Stages of Aging

Aging is something we all have to do and it’s been happening since the dawn of mankind. While each person is unique, the stages of aging are pretty much the same. They’ll come at different ages, but they’ll still come. Blue Moon Senior Counseling lays out when in five different stages.

Being Self-Sufficient

According to Blue Moon, “The first stage in the aging process is self-sufficiency. At this point, the senior is entirely self-reliant. They live independently and can complete their activities of daily living with ease. Tasks like running errands, cleaning around the house, and bathing don’t cause any serious difficulties or safety issues. At this stage, family members should encourage their loved one to continue with their healthy habits in order to maintain their independence. This includes eating well, getting regular exercise, and socializing with friends and family. It’s also important for the senior to arrange for their future needs later in the aging process. Older adults may struggle to make decisions regarding their care when they’re experiencing cognitive decline.”

Needing Some Help

Next up the stage called interdependence. This one is noted to include a period where one might need home modification measures so that they can continue the aging process in place. For example, they may need to install a stair lift or railings in the shower. They may not be able to drive safely, so they’ll require transportation to run errands or attend events. Certain cooking and cleaning tasks might become difficult, too, especially if your loved one has arthritis or other chronic health conditions.

Full Dependence

After that is a stage of full dependence. This is when an older person requires full time care because they simply can’t live by themselves any longer. The person can live in an assisted care facility or at home with major modifications and care.

Crisis Stage

Once the next to last stage hits, this is when your loved one needs immediate medical support. They must either live in a skilled nursing facility or receive extensive professional care at home. Sometimes, this care is necessary because of physical ailments. Other times, the senior requires memory care due to Alzheimer’s or dementia. There’s no way to tell how long this stage will last, but it’s the time when you should start saying your goodbyes. It can be anticipated, or it can come as a surprise, but it will come.

End of Life

Finally, you and all of your loved ones will reach the final stage.

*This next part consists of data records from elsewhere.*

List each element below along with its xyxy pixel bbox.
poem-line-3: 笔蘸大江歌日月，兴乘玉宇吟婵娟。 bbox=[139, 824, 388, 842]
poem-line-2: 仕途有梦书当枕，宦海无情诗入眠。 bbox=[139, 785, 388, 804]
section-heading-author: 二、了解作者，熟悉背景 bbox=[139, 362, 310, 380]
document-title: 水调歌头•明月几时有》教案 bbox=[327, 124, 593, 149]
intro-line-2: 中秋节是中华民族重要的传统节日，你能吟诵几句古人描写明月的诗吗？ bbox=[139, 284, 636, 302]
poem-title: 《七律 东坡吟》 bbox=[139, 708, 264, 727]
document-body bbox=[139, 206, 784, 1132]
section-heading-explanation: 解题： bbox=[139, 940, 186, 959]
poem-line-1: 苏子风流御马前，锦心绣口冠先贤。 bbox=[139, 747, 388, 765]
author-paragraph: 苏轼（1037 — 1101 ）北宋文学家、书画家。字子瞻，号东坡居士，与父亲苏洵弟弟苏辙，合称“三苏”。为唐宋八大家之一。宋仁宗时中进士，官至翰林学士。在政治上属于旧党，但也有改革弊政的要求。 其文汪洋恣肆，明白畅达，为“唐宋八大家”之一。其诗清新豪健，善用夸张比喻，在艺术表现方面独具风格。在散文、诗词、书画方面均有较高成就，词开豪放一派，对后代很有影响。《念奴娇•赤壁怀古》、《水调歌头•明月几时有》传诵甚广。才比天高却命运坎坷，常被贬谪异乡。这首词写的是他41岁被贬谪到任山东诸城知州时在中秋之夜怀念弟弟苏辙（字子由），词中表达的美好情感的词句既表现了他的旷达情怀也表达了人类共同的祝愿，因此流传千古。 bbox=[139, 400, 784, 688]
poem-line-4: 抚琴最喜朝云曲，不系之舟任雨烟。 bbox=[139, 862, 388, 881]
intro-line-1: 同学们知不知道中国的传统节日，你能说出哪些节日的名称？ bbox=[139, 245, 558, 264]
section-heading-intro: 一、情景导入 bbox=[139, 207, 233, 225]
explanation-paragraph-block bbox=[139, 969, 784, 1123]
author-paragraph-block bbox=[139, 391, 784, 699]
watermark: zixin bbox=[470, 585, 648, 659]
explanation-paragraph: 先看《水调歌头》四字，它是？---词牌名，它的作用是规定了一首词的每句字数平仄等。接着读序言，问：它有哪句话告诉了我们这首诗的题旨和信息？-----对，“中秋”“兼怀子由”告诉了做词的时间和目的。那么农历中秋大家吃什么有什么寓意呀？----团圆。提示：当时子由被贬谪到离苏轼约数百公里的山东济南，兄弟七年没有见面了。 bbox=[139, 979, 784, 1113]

This is the end of the road and the final curtain call. We all experience it at some point, and no one knows what happens next. Accepting the end of life can be profoundly difficult for an individual and for their family. This is often a spiritual experience, but everyone’s attitudes toward the process are different. Family members may have to make complex and painful medical decisions, which can cause severe emotional turmoil. The end of life doesn’t have to be entirely negative, though. What’s most important is that your loved one knows they are cherished and appreciated and that their memory will live on in your family. As Shakespeare said in Merchant of Venice, “Speak me fair in death.”